Software Tools Optimized for Long Reads Improve Detection of Complex Structural Variants
Thursday, August 24, 2017
[Update April 30, 2018: This paper is now published in Nature Methods.]
Sniffles and NGMLR, structural variant detection and alignment algorithms developed in the Schatz lab for long-read sequence data, are already familiar to many in the PacBio community. Now, a preprint is available so users can see how these open-source tools perform in a variety of conditions.
“Accurate detection of complex structural variations using single molecule sequencing” comes from lead author Fritz Sedlazeck at Baylor College of Medicine, senior author Michael Schatz at Johns Hopkins University, and collaborators. The team notes that long-read sequencing has introduced a much more comprehensive means of discovering structural variants, many of which are missed by short-read sequence data. To take advantage of that capability, the scientists developed NGMLR, “a fast and accurate aligner for long reads,” and Sniffles, which “successively scans within and between the alignments to identify all types of [structural variants],” according to the paper. Sniffles is unique in its ability to routinely detect nested variants.

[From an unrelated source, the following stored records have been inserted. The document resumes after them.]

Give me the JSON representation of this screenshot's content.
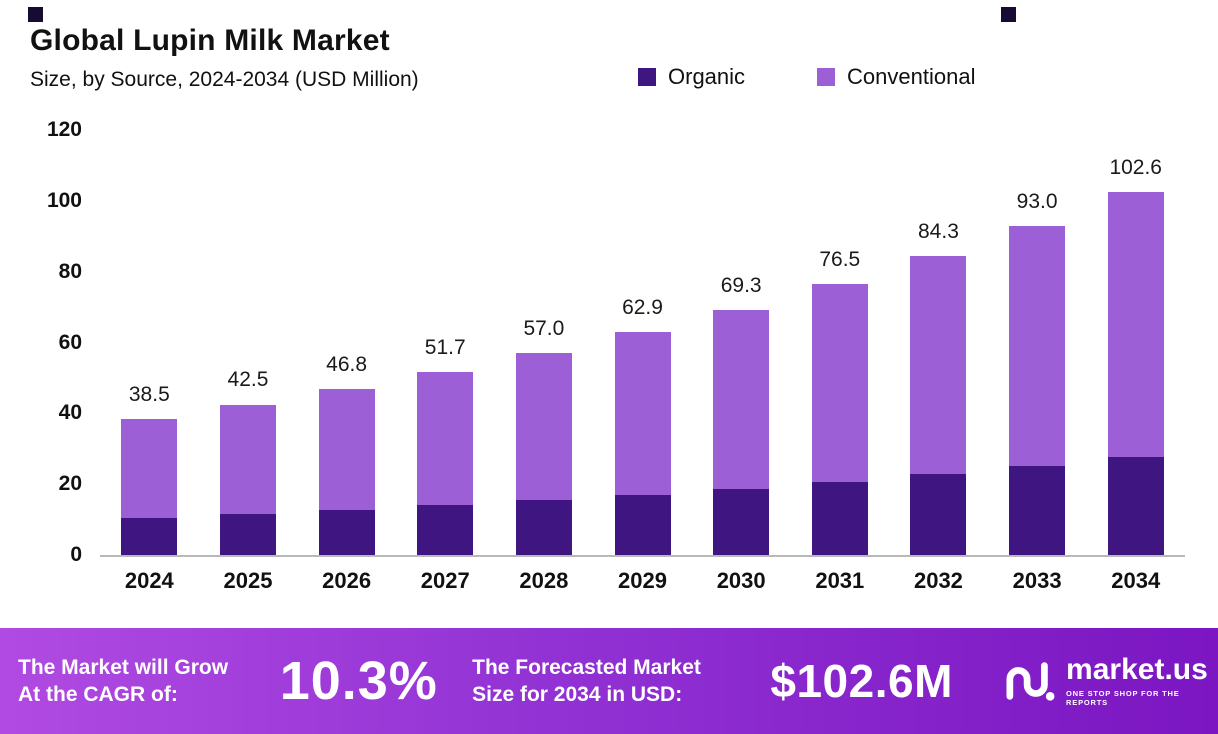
{
  "header": {
    "title": "Global Lupin Milk Market",
    "subtitle": "Size, by Source, 2024-2034 (USD Million)"
  },
  "legend": {
    "items": [
      {
        "label": "Organic",
        "color": "#3f1582"
      },
      {
        "label": "Conventional",
        "color": "#9c5fd6"
      }
    ]
  },
  "chart_data": {
    "type": "bar",
    "stacked": true,
    "title": "Global Lupin Milk Market Size, by Source, 2024-2034 (USD Million)",
    "categories": [
      "2024",
      "2025",
      "2026",
      "2027",
      "2028",
      "2029",
      "2030",
      "2031",
      "2032",
      "2033",
      "2034"
    ],
    "series": [
      {
        "name": "Organic",
        "color": "#3f1582",
        "values": [
          10.4,
          11.5,
          12.7,
          14.0,
          15.4,
          17.0,
          18.7,
          20.6,
          22.8,
          25.1,
          27.7
        ]
      },
      {
        "name": "Conventional",
        "color": "#9c5fd6",
        "values": [
          28.1,
          31.0,
          34.1,
          37.7,
          41.6,
          45.9,
          50.6,
          55.9,
          61.5,
          67.9,
          74.9
        ]
      }
    ],
    "totals": [
      38.5,
      42.5,
      46.8,
      51.7,
      57.0,
      62.9,
      69.3,
      76.5,
      84.3,
      93.0,
      102.6
    ],
    "xlabel": "",
    "ylabel": "",
    "ylim": [
      0,
      120
    ],
    "yticks": [
      0,
      20,
      40,
      60,
      80,
      100,
      120
    ],
    "grid": false,
    "legend_position": "top"
  },
  "footer": {
    "left_line1": "The Market will Grow",
    "left_line2": "At the CAGR of:",
    "cagr": "10.3%",
    "mid_line1": "The Forecasted Market",
    "mid_line2": "Size for 2034 in USD:",
    "forecast": "$102.6M",
    "brand": "market.us",
    "tagline": "ONE STOP SHOP FOR THE REPORTS"
  }
}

The scientists describe evaluating the performance of these tools for structural variant discovery using data from several different sequencing platforms. The tools were tested on data from a breast cancer genome, healthy human genomes, and Arabidopsis. Using a simulated human data set, the team found that NGMLR and Sniffles outperformed other algorithms such as BWA-MEM and PBHoney, detecting nearly 95% of structural variants with no false discoveries. While more than 94% of variants called by PacBio were confirmed by other platforms, the scientists report that “Oxford Nanopore had substantially worse concordance. … This systematic bias for deletions in the Oxford Nanopore data is most likely an error in the base calling.”
Sedlazeck et al. also found a concerning trend in structural variant calls when using short-read data. The authors note, “Using the short-read approach we detect, on average, 27 times more translocation events compared to using Sniffles within presumably healthy human data sets,” they note. An investigation into this phenomenon determined that mis-mapping of short reads in low-complexity regions leads to insertions being misidentified as translocations. “Overall, we could rule out 1,869 (83.18%) of the Illumina-based translocation calls as false,” they report.
Finally, the scientists assessed how much coverage is necessary to see the full picture of structural variation. For a healthy human genome, 15-fold coverage of SMRT Sequencing “has a precision of ~80% and recall of 69.64%,” they write. Boosting that to 30-fold coverage achieved similar comepleteness for the much more complex cancer genome. “This translates to a potential price reduction of several tens of thousands of dollars per sample,” they add. “These requirements will be reduced even more in the years to come as the throughput and read length increase and sequencing error rates decrease.”
“The versatility of these methods enables an unprecedented view into structural variations in the human genome and other genomes from long read single molecule sequencing data,” the scientists write. They predict that these and related improvements “will usher in a new era of high quality genome sequences for a broad range of research and clinical applications, and lead to new insights into polymorphic variation, pathogenic conditions, and the forces of evolution.”